Dutch team uses AI to enhance value of MRI in dense breasts

2020 05 27 21 35 5485 Breast Cancer3 400

A deep-learning model dismissed nearly 40% of breast MRI scans without lesions while not missing any cancers in women with dense breasts, offering hope as a triage tool, according to research published on 5 October in Radiology.

A team led by Erik Verburg of Utrecht University in the Netherlands said the model successfully differentiated between women with and without breast lesions in a study of nearly 4,600 individuals. The authors added that to their knowledge, this study is the first to investigate image-based triaging with use of multicenter screening data of women with extremely dense breasts at average risk.

"We did not know what to expect because no studies had done anything like this before as far as we know," said co-author Dr. Kenneth Gilhuijs, PhD, from the university to AuntMinnie.com. "Especially in a screening population of women with very dense breasts, unclear enhancement on MRI occurs relatively often, posing major challenges."

MRI screening is a preferred method for imaging women with dense breasts thanks to its higher sensitivity. In the Netherlands, about 8% of women participating in screening programs have extremely dense breasts. Nearly 82,000 women are eligible for MRI biennial breast screening in the Netherlands alone.

The researchers said routine use of MRI to screen women with extremely dense breasts on a population scale would be challenging.

"Most MRI examinations show normal anatomic and physiologic variation that may not require radiologic review," they said. "Thus, ways to triage these normal MRI examinations to reduce radiologist workload are needed."

The team wanted to find out how feasible automated triaging is by using their deep-learning model that analyzed screening breast MRI scans. The group wanted to see if artificial intelligence could reduce workload and prioritize the work of breast MRI radiologists by dismissing the largest number of examinations without lesions while still identifying all scans with malignant disease.

The researchers tested the model on imaging data pulled from 4,581 MRI examinations of extremely dense breasts from 4,581 women with an average age of 54.3 years. The women were part of the Dense Tissue and Early Breast Neoplasm Screening (DENSE) trial between 2011 and 2016.

Of the 9,162 breasts examined, 838 had at least one lesion that ranged from BI-RADS category 2 through 5 (77 being malignant) and 8,324 had no lesions.
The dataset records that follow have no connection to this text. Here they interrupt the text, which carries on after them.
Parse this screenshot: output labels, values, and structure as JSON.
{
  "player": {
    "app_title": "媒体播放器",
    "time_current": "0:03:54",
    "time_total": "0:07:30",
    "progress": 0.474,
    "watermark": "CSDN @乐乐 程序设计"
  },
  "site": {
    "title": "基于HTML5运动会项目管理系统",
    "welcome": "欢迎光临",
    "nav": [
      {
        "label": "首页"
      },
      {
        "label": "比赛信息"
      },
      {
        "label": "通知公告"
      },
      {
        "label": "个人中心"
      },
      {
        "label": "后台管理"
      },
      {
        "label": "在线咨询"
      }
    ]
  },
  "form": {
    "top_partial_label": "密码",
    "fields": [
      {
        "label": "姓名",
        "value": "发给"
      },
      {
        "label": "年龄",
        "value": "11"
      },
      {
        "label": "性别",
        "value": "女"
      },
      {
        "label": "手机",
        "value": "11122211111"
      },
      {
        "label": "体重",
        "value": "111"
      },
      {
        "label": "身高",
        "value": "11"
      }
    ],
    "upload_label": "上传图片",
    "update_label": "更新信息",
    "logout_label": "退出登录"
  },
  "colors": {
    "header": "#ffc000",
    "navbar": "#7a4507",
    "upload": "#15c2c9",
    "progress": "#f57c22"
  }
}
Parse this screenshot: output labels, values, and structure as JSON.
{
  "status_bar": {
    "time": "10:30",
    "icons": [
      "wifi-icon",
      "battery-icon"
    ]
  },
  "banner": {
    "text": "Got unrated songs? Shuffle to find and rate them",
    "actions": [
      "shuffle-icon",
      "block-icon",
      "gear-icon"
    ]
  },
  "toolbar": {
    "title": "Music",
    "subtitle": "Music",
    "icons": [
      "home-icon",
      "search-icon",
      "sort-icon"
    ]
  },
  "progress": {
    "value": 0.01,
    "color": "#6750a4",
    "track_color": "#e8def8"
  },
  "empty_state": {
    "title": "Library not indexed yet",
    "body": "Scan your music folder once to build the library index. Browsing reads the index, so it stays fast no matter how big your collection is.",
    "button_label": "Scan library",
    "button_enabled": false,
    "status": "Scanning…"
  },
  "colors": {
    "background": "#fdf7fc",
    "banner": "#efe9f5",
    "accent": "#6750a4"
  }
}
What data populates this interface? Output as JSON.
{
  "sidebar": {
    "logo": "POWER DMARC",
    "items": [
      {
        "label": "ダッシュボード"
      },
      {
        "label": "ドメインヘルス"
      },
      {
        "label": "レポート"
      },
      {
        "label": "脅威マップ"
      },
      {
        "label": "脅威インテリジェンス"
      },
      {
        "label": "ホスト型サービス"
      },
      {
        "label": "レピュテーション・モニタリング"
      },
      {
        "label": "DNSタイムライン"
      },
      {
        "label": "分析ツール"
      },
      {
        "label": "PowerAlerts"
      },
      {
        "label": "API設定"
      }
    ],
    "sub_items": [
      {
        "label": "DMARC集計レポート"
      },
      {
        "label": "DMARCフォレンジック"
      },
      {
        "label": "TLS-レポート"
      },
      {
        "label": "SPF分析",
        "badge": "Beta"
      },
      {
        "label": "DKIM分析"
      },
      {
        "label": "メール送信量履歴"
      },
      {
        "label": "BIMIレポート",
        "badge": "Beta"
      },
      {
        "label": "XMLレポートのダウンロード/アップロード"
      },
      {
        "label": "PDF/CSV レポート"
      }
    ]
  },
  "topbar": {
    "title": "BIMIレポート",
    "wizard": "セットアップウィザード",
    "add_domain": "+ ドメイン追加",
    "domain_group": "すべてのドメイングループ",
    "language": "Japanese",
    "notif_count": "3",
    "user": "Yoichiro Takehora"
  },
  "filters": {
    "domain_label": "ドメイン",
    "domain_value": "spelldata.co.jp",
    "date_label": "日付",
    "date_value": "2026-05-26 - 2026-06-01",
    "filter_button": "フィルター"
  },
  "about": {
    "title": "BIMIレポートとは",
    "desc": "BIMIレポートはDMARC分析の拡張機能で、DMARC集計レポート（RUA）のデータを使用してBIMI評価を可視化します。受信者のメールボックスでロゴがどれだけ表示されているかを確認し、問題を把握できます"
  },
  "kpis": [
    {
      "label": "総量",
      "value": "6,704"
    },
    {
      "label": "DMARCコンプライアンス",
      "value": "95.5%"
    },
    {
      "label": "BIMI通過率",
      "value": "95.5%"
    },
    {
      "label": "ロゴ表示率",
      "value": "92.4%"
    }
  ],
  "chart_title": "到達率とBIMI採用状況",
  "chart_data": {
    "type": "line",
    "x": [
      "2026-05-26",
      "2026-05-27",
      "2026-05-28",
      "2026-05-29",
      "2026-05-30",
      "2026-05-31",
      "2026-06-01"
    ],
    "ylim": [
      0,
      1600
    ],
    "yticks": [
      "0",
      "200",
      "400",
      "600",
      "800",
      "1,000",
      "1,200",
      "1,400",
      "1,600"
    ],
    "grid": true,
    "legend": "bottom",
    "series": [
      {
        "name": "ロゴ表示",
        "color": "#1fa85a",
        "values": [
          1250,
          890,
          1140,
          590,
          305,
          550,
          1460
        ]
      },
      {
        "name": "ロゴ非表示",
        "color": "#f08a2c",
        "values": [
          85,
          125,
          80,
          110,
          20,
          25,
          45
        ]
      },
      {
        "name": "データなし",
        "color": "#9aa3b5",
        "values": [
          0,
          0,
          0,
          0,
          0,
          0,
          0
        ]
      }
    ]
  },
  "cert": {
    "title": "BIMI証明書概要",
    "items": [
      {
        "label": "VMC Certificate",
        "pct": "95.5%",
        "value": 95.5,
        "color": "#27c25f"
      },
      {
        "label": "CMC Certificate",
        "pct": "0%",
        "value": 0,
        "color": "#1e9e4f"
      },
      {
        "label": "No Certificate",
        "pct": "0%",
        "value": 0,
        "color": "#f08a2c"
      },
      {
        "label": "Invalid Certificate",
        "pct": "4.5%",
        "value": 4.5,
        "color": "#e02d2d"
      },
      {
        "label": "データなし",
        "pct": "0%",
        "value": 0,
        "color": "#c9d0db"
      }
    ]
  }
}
Receiver operating characteristics curves of data sets from eight hospitals. Each curve is the result of testing on one of the participating hospitals in the DENSE trial using internal-external validation. Curves show the sensitivity and specificity of the method in the differentiation between MRI scans with lesions and those without lesions. Numbers in parentheses are the 95% confidence interval. AUC = area under the receiver operating characteristic curve. Image courtesy of Radiology.Receiver operating characteristics curves of data sets from eight hospitals. Each curve is the result of testing on one of the participating hospitals in the DENSE trial using internal-external validation. Curves show the sensitivity and specificity of the method in the differentiation between MRI scans with lesions and those without lesions. Numbers in parentheses are the 95% confidence interval. AUC = area under the receiver operating characteristic curve. Image courtesy of Radiology.

At 100% sensitivity for malignant lesions, the deep-learning model considered 90.7% of the MRI examinations with lesions to be suspicious and triaged them to radiologic review. The model meanwhile dismissed 39.7% of the MRI examinations without lesions.

The model also had an average area under the receiver operating characteristic curve of 0.83 in differentiating between normal breast MRI examinations and MRI examinations with lesions.

The team wrote that the study's findings are significant and will trigger follow-up studies to confirm the safety of AI and its noninferiority to well-trained breast MRI radiologists, as well as help merge artificial intelligence into the clinical workflow in the "foreseeable" near future.

"Given the high volume of examinations that nationwide screening of women with dense breasts would bring, safely dismissing nearly half the number of normal scans would already amount to a relatively large absolute reduction in workload," Gilhuijs told AuntMinnie.com.

The team is working on validation studies in follow-up screening rounds, further expanding the training database of the model.

"We are also looking into other screening indications for breast MRI," Gilhuijs added.